Hindistan’ın kültürel özelliklerini görmek ve Holi Festivali coşkusuna katılmak üzere 11 gün sürecek seyahatimize başlamak için yine İstanbul hava limanındayız. Pasaport ve check in işlemleri sonrasında uçak saatimizi bekliyoruz. Hava limanında vakit geçirmek için tabi ki en sevdiğimiz bir şey almasak da Duty Free mağazalarını gezmek.

İstanbul Hava limanından Indigo Air ile saat 20.15’te başlayan yolculuğumuzda yaklaşık 6 saat sonra yerel saat ile 04.40’ta Delhi hava limanına indik.

Delhi hava limanında Budha’nın el hareketleri bulunan salonda pasaport kontrolleri sonrasında otelimize yerleşerek biraz dinlendik.

Kahvaltı sonrası ilk durağımız Hindistan’ın unutulmaz, Hindistan Bağımsızlık Hareketi’nin siyasi ve ruhani lideri Mahatma Gandhi’nin yaşamının son 144 gününü geçirdiği ve suikast sonucu öldürüldüğü yere gidiyoruz.  

Gandhi Smriti

Eskiden Birla Evi veya Birla Bhavan denilen ev Gandhi Smriti Mahatma Gandhi’ye adanmış bir müzedir.

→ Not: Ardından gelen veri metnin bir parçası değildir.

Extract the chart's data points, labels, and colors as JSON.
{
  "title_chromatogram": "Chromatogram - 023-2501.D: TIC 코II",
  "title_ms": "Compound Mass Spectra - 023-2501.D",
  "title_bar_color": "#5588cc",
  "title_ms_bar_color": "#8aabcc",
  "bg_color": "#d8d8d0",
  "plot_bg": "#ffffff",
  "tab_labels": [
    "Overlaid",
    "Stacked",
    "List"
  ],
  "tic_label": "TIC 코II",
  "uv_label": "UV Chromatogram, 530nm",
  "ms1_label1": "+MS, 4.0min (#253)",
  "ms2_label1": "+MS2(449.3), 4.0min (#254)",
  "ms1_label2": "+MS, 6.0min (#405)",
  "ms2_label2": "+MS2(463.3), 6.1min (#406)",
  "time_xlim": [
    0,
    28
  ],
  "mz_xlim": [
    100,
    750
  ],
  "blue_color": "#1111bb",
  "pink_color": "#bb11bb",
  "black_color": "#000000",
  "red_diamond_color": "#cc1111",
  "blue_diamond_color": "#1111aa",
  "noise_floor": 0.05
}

Mahatma Gandhi burada hayatının son 144 gününü geçirmiş ancak 30 Ocak 1948 yılında yine burada suikasta uğramış ve hayata veda etmiştir. Eski Birla Evi, Mahatma Gandhi’nin son ikametgahı oldu ve suikastın ardından ev sahipleri, Hintli iş adamı Birla, müze oluşturmak ve Gandhi’nin olağanüstü yaşamını anmak için evi Hindistan hükumetine sattı.

Gandhi Smriti’ye girdiğimizde site haritasını incelemek oldukça yararlı.

Müze ev 12 odadan oluşmakta. Müzeyi gezmeye başlamadan önce kısa bir video izliyoruz ve merdivenlerden çıkarak müzeyi dolaşmaya başlıyoruz.

Her oda ve koridorda, fotoğraf, eser ve belgeler sergilenmekte.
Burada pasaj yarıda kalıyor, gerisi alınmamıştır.